Mr. Caldwell’s eyes widened. “You dare…”
“She is my wife,” Alaric said, calm, almost bored. He didn’t raise his voice. He didn’t need to. The sentence rolled across the cathedral and every head turned. The shouting cut off mid-word. Even Magnus Voss stopped halfway up the altar steps, mouth open.
Alaric pulled me against his side. His hand settled at the small of my back, warm through the silk. I felt the solid wall of his chest. My pulse hammered so hard I was sure he could feel it.
Magnus recovered first. “Your wife?” He laughed, short and ugly. “She’s nobody. Look at her, can’t even speak for herself. This is fraud.”
Mr. Caldwell jerked his arm free, rubbing his wrist. “Where is my daughter? Serena was supposed to be here. This..” he jabbed a finger at me “..is not her. What did you do with Serena, Voss?”
Alaric didn’t answer. His thumb moved once across my spine, a slow circle. Almost gentle.
From the Caldwell side, Serena’s mother stood, voice cracking. “If this is some kind of prank…”
“It’s not a prank,” Alaric cut in. “The vows are spoken. The ring is on her finger. She’s mine now.”
Magnus stepped closer, boots loud on the marble. “You will annul this immediately. I will not have some mute impostor…”
“Call her mute one more time,” Alaric said, voice dropping lower, “and we’ll have a different conversation.”
The silence that followed was worse than the shouting. Cameras clicked. Someone whispered, “Is Serena even alive?” The question floated through the crowd, unanswered.
Alaric leaned down until his lips brushed the shell of my ear. His breath was warm.
“Don’t run,” he whispered. “You’re exactly where I want you.”
My stomach flipped. His hand at my back tightened, pulling me a fraction closer.
Before I could react, Mr. Caldwell lunged again, reaching past Alaric for my arm. “Give me the girl. We’ll sort this out ourselves…”
Alaric moved faster than I could track. He shifted, body blocking mine completely.

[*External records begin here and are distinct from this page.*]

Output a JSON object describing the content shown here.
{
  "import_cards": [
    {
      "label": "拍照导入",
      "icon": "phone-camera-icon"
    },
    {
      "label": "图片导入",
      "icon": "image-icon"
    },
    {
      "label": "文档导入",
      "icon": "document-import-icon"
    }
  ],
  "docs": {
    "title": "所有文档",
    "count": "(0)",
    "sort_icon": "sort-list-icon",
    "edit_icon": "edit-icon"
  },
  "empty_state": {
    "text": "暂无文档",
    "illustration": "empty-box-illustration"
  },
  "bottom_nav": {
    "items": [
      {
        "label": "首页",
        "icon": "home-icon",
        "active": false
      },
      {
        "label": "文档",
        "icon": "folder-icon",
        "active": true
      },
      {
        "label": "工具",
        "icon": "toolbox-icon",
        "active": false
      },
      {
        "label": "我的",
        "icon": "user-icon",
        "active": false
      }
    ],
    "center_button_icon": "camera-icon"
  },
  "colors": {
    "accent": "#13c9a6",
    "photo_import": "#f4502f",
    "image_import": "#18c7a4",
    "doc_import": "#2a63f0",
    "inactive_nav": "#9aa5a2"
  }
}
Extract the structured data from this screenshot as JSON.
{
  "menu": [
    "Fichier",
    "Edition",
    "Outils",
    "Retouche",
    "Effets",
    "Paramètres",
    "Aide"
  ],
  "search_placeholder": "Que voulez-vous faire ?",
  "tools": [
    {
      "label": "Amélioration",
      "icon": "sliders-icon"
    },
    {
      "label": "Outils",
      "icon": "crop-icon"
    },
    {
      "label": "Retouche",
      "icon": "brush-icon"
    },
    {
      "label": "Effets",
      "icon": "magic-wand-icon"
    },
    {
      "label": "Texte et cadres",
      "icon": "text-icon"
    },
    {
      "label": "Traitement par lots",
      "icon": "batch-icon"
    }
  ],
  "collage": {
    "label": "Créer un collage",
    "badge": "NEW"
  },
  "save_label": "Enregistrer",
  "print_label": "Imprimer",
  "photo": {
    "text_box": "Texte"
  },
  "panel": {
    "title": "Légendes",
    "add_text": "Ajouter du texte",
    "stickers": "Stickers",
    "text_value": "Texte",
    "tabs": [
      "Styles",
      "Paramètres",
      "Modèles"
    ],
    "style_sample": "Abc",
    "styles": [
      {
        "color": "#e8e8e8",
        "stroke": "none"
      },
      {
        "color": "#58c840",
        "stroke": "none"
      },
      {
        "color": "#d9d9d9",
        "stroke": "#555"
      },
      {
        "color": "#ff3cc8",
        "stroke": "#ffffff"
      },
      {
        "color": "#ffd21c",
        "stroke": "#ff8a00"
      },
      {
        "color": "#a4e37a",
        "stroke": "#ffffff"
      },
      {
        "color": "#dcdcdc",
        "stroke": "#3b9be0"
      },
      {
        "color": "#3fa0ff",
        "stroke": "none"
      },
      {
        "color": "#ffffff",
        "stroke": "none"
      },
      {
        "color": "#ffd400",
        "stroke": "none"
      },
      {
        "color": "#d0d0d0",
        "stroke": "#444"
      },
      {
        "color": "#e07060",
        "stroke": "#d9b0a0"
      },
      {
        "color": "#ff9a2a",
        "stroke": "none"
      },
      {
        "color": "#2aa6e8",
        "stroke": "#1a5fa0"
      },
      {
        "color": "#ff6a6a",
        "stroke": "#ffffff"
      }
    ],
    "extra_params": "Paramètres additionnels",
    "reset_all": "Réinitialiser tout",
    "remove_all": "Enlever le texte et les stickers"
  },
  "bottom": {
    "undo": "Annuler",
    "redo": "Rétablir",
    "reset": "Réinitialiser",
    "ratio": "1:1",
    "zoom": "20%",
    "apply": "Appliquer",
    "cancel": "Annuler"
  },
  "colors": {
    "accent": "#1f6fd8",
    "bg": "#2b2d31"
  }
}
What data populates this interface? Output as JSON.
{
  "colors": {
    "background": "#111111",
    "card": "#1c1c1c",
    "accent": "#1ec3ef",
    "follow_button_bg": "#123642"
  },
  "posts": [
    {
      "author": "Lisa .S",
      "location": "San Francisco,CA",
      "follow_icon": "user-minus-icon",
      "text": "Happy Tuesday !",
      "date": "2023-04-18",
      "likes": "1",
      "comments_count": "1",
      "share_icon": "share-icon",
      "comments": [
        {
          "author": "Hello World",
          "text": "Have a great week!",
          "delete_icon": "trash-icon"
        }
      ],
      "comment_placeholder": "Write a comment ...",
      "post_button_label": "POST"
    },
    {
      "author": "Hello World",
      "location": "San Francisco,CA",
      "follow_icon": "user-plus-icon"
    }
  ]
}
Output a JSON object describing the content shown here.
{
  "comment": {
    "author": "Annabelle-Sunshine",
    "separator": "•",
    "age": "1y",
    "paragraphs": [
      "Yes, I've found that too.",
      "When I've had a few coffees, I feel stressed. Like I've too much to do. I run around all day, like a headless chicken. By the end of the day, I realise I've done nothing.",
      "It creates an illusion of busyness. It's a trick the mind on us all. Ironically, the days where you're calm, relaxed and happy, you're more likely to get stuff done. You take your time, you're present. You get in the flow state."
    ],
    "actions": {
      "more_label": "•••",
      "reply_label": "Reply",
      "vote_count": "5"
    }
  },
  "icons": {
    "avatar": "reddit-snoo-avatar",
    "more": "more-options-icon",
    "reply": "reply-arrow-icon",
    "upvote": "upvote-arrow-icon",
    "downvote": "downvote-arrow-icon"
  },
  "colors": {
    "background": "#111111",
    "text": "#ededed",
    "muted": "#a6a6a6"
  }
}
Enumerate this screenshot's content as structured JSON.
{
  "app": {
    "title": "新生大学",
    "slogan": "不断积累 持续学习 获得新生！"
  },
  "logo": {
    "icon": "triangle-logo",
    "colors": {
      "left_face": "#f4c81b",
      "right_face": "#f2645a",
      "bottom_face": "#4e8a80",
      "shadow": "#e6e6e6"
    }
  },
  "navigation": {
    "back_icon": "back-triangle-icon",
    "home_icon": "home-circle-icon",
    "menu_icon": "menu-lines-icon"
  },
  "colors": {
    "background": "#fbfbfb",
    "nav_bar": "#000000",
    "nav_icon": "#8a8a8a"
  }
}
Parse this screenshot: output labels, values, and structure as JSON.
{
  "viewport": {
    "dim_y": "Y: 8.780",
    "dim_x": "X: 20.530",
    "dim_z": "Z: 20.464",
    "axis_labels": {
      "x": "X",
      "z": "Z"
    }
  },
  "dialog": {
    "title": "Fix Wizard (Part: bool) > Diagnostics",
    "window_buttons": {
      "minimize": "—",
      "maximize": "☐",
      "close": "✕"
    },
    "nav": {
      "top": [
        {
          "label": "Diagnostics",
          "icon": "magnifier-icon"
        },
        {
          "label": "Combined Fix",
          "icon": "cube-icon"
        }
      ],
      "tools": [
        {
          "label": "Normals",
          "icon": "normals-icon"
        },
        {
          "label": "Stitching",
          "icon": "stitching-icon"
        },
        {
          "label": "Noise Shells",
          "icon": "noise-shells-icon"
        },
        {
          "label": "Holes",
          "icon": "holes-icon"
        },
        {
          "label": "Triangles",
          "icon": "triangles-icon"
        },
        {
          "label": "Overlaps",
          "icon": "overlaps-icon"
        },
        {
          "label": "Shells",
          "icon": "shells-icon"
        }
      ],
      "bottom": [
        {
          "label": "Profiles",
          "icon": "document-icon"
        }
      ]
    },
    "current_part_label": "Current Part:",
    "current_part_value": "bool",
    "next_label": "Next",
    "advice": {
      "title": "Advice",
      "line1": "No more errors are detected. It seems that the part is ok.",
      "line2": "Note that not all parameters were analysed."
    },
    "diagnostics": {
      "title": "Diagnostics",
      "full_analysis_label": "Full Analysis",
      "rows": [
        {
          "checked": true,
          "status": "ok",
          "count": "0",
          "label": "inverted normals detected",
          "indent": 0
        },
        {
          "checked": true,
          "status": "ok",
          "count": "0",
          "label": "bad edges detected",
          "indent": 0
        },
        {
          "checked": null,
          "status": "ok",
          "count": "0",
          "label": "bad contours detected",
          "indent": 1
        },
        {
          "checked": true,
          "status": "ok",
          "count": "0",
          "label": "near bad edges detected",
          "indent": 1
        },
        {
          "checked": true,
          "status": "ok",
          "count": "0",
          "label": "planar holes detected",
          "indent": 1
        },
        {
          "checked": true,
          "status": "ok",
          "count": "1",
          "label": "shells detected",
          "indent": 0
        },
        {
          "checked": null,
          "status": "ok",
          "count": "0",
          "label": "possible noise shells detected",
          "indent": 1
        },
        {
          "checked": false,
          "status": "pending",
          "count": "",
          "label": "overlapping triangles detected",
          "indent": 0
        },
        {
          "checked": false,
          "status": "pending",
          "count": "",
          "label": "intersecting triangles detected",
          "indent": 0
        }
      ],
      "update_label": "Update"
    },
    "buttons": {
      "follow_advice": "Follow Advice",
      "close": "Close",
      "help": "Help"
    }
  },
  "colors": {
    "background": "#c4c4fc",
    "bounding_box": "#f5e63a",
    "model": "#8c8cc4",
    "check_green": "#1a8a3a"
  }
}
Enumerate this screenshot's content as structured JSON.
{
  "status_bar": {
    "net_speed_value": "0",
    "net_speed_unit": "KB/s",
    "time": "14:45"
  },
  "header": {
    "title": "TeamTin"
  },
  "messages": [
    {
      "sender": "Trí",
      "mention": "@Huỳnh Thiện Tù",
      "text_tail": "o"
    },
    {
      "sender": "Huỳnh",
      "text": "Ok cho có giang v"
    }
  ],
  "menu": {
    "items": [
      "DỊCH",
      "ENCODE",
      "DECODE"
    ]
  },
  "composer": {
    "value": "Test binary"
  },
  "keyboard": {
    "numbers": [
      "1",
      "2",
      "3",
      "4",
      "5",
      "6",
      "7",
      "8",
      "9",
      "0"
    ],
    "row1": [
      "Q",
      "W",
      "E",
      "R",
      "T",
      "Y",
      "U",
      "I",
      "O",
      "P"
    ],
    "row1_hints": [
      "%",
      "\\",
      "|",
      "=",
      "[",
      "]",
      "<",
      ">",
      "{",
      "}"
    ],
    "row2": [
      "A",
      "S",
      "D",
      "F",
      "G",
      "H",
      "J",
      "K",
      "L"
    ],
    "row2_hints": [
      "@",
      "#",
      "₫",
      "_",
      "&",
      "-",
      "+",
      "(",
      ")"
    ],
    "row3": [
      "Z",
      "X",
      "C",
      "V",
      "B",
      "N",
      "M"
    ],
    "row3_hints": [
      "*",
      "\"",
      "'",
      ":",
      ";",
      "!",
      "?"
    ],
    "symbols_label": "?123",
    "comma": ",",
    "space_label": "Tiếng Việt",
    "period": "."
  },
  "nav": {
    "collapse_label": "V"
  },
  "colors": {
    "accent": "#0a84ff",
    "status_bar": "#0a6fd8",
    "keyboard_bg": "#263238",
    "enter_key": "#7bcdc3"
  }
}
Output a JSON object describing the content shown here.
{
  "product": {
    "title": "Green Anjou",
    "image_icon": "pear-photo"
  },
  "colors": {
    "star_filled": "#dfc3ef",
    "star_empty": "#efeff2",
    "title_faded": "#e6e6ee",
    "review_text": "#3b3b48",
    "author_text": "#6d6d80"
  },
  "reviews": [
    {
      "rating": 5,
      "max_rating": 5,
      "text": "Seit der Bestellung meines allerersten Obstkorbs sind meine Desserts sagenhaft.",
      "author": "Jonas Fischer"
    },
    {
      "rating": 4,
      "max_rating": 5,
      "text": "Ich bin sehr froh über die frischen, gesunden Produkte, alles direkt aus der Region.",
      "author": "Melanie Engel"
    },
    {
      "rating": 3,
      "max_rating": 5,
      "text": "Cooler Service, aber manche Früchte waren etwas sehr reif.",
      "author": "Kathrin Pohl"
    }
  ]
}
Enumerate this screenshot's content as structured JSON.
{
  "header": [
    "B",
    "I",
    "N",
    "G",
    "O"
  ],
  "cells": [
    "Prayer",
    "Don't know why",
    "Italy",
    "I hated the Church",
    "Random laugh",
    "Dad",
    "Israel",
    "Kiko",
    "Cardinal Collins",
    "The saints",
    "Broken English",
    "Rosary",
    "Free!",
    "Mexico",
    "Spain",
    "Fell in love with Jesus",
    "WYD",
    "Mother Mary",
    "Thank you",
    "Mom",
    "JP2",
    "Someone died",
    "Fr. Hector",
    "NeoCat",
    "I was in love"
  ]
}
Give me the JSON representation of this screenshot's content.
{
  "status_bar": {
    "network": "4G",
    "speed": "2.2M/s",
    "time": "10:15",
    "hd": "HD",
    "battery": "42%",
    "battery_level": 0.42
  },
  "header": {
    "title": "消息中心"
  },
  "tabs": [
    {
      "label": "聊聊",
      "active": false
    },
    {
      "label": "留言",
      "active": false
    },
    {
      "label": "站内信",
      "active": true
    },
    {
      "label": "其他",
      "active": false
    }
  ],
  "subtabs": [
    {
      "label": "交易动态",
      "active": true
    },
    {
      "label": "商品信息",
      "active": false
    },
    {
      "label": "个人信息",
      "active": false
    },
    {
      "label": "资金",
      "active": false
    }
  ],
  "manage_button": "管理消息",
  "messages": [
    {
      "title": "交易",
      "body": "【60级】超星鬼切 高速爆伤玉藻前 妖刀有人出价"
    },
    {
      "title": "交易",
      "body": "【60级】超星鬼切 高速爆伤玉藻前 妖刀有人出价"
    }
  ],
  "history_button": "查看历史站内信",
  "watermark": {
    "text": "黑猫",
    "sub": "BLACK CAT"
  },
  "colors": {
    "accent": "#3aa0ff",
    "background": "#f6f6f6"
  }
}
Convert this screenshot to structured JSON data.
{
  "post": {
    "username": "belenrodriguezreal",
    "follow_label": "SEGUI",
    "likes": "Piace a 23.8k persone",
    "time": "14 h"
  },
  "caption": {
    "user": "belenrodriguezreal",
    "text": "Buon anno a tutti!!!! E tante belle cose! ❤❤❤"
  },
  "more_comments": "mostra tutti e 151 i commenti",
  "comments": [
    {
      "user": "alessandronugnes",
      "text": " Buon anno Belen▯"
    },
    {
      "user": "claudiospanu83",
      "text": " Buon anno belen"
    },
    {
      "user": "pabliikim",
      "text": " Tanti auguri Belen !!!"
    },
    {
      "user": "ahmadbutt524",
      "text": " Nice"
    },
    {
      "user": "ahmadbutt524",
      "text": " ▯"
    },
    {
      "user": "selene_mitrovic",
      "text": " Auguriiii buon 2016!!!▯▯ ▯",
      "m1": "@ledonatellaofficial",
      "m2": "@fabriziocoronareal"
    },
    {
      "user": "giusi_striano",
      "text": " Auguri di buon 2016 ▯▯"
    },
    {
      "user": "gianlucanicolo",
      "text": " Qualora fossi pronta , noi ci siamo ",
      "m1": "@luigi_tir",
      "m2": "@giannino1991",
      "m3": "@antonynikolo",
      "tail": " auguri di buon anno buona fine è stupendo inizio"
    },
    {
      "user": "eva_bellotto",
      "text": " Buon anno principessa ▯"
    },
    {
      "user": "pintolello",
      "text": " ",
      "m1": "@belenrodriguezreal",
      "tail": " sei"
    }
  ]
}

His free hand caught Mr. Caldwell’s shoulder and shoved him back two full steps. The older man stumbled into a pew.
“Security,” Magnus barked, waving at the men in dark suits near the side doors. “Get her out of my cathedral.”
But the guards didn’t move. They looked at Alaric. Waited.
Alaric’s voice carried again, clear and final. “She stays with me.”
A new voice cut through the noise from the back, trembling with fury. “Then where the hell is Serena?”